A supernova's actual energy release is pretty much complete even before the blast wave inside the star (moving at a good fraction of the speed of light) gets to the star's surface. After that it's really all over but the shouting.
On January 9th, Alicia Soderberg and Edo Berger (Princeton University) were using Swift's X-ray telescope to observe the fading glow of Supernova 2007uy, which had gone off a month earlier in the galaxy NGC 2770, 90 million light-years away in Lynx. During their observation, an overwhelming X-ray blaze appeared in a different part of the galaxy. It brightened rapidly for one minute, then faded away over the next several minutes.
They quickly alerted other orbiting and ground-based observatories. In the following days, the X-ray blaze turned out to mark the site of a new, ordinary supernova of Type Ibc swelling into view. It was designated Supernova 2008D, since it was the fourth discovered in 2008.
A Type-Ibc blast results when the dense iron core of a hydrogen-depleted, massive but compact blue-giant star (a Wolf-Rayet star) collapses in on itself to form a tiny neutron star or black hole. At least that's what astronomers have every reason to believe. The gravitational energy released by the internal collapse is more than enough to blow the rest of the star to pieces and send its material flying out at a few percent of the speed of light. But the details of how this works are still somewhat mysterious.
For nearly 40 years, astronomers have known that the first visible sign of a core-collapse supernova ought to come when the shock wave from the center erupts through the star's surface. The shock wave should suddenly heat the surface to ultraviolet- and X-ray-hot temperatures and send it expanding out fast. So, a sudden UV and X-ray flare should be a supernova's first observable event (aside from a pulse of neutrinos, and perhaps gravitational waves, from the core collapse itself).
That's what Swift saw. Interestingly, spectra taken soon after showed no sign of jets being emitted near the speed of light — ruling out the possibility that this was a gamma-ray burster that was aimed away from us. A small fraction of Type-Ibc supernovae do produce gamma-ray bursts, but Soderberg and her 37 co-authors find no sign that this blast was anything but round and relatively low-velocity.

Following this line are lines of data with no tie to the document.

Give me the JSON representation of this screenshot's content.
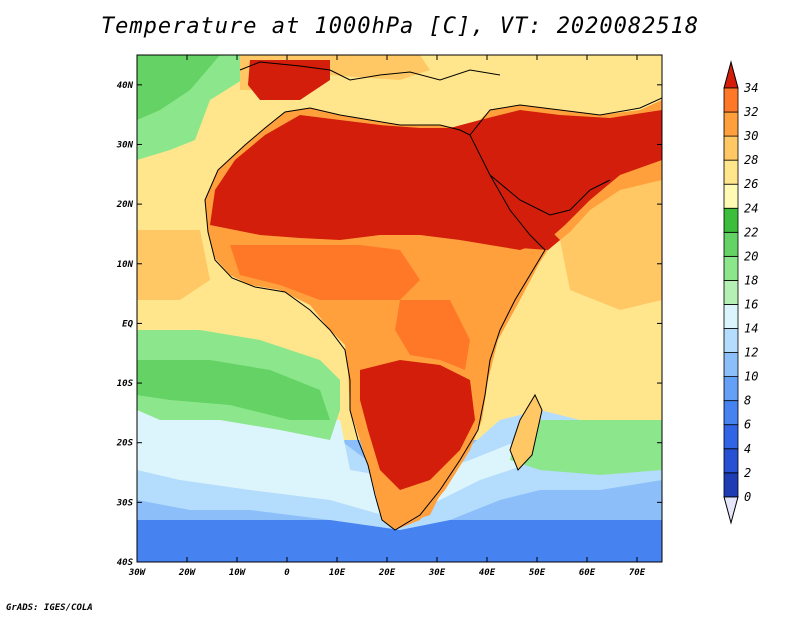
{
  "title": "Temperature at 1000hPa [C], VT: 2020082518",
  "footer": "GrADS: IGES/COLA",
  "map": {
    "lon_range": [
      -30,
      75
    ],
    "lat_range": [
      -40,
      45
    ],
    "x_ticks": [
      "30W",
      "20W",
      "10W",
      "0",
      "10E",
      "20E",
      "30E",
      "40E",
      "50E",
      "60E",
      "70E"
    ],
    "y_ticks": [
      "40S",
      "30S",
      "20S",
      "10S",
      "EQ",
      "10N",
      "20N",
      "30N",
      "40N"
    ]
  },
  "colorbar": {
    "labels": [
      "0",
      "2",
      "4",
      "6",
      "8",
      "10",
      "12",
      "14",
      "16",
      "18",
      "20",
      "22",
      "24",
      "26",
      "28",
      "30",
      "32",
      "34"
    ],
    "colors": [
      "#1e3cb4",
      "#2850d2",
      "#3264e6",
      "#4682f0",
      "#64a0f5",
      "#8cbefa",
      "#b4dcfc",
      "#dcf5fc",
      "#b4f0b4",
      "#8ce68c",
      "#64d264",
      "#3cbe3c",
      "#fffab4",
      "#ffe68c",
      "#ffc864",
      "#ffa03c",
      "#ff7828",
      "#f04614",
      "#d21e0a"
    ],
    "below_color": "#e6e6fa",
    "above_color": "#d21e0a"
  }
}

Their discovery paper appears in the May 22nd issue of Nature.
However, on May 17th a different group of 42 researchers issued its own major paper describing extensive brightness and spectral data on Supernova 2008D, ranging from two hours to nearly four months after the shock-wave breakout. They do find signs (in the late data) that the blast went off asymmetrically.

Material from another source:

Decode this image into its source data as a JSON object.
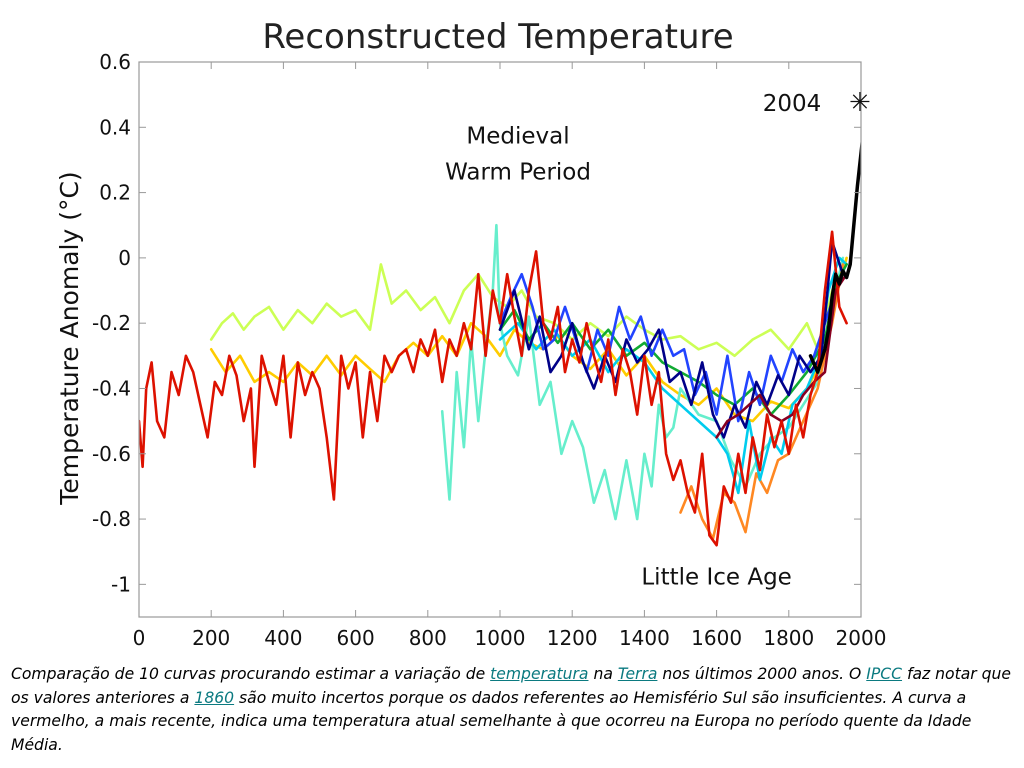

One theory of what happens in a core collapse is that much of the energy emerges from the core as narrow jets moving at practically the speed of light along the core's axis of rotation. If the jets are powerful enough they punch clean out of the star's poles and send a gamma-ray burst or X-ray flare forward along their line of flight. If the jets are weaker or broader, they may not get out of the star at all but still deliver enough energy to blow it apart in an asymmetric way (see "Supernovae Are Not Round," Sky & Telescope, January 2002, page 40.)
Supernova 2004D may have had the first shock-wave breakout observed in X-rays, but it won't be the last. Says Soderberg, "The next generation of [wide-field] X-ray satellites will find hundreds of supernovae every year exactly when they explode."

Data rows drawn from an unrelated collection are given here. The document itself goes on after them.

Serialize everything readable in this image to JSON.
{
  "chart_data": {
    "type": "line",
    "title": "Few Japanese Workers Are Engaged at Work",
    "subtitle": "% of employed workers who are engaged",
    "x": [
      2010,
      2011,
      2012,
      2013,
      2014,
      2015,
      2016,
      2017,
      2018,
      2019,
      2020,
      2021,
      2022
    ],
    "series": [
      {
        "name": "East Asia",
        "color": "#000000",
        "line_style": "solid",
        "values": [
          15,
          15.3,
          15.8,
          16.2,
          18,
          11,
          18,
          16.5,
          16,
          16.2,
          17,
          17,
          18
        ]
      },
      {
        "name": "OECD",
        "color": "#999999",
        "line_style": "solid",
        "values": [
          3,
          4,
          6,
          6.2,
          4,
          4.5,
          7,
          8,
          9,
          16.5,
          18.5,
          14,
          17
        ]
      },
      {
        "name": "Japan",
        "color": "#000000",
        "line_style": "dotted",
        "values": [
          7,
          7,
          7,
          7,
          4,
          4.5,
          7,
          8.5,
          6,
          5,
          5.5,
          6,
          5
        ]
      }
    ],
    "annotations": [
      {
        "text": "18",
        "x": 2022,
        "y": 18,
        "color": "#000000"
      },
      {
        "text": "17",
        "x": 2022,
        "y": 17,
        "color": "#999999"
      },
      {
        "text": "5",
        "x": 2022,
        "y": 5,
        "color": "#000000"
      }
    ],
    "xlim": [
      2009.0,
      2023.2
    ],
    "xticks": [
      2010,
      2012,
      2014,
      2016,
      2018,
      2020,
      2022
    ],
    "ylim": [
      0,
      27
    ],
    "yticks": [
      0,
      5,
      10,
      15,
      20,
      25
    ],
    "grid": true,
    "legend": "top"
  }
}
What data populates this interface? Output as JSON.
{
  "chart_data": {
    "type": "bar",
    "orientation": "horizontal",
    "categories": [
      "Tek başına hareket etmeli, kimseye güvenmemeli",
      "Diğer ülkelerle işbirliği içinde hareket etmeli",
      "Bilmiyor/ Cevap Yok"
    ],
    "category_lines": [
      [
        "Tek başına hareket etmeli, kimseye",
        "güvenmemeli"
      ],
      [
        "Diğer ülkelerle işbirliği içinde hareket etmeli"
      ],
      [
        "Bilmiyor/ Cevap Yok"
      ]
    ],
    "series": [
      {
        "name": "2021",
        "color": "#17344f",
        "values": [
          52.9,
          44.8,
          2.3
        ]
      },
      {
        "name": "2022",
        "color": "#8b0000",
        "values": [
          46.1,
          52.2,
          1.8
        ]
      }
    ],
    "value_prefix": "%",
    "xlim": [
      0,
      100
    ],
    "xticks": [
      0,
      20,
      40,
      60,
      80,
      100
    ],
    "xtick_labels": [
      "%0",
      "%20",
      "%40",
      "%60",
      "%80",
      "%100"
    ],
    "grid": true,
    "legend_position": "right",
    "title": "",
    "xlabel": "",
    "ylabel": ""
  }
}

And in fact, another satellite recently stole a march. NASA's Galaxy Explorer (GALEX) apparently caught ultraviolet emission following the shock breakout in two supernovae of Type II (core collapses in red-giant stars that still had their hydrogen outer layers). Here's the first of two discovery papers on this; here's the second.
Nature is making a big effort to publicize the Soderberg-Berger paper today, and at many of the co-authors' institutions, the publicity departments are cranking out press releases highlighting their own people's roles. For example: from NASA; from Gemini Observatory; from Penn State (including a lousy movie); from the National Radio Astronomy Observatory; from a bunch more.
So this'll be all over the news by tonight.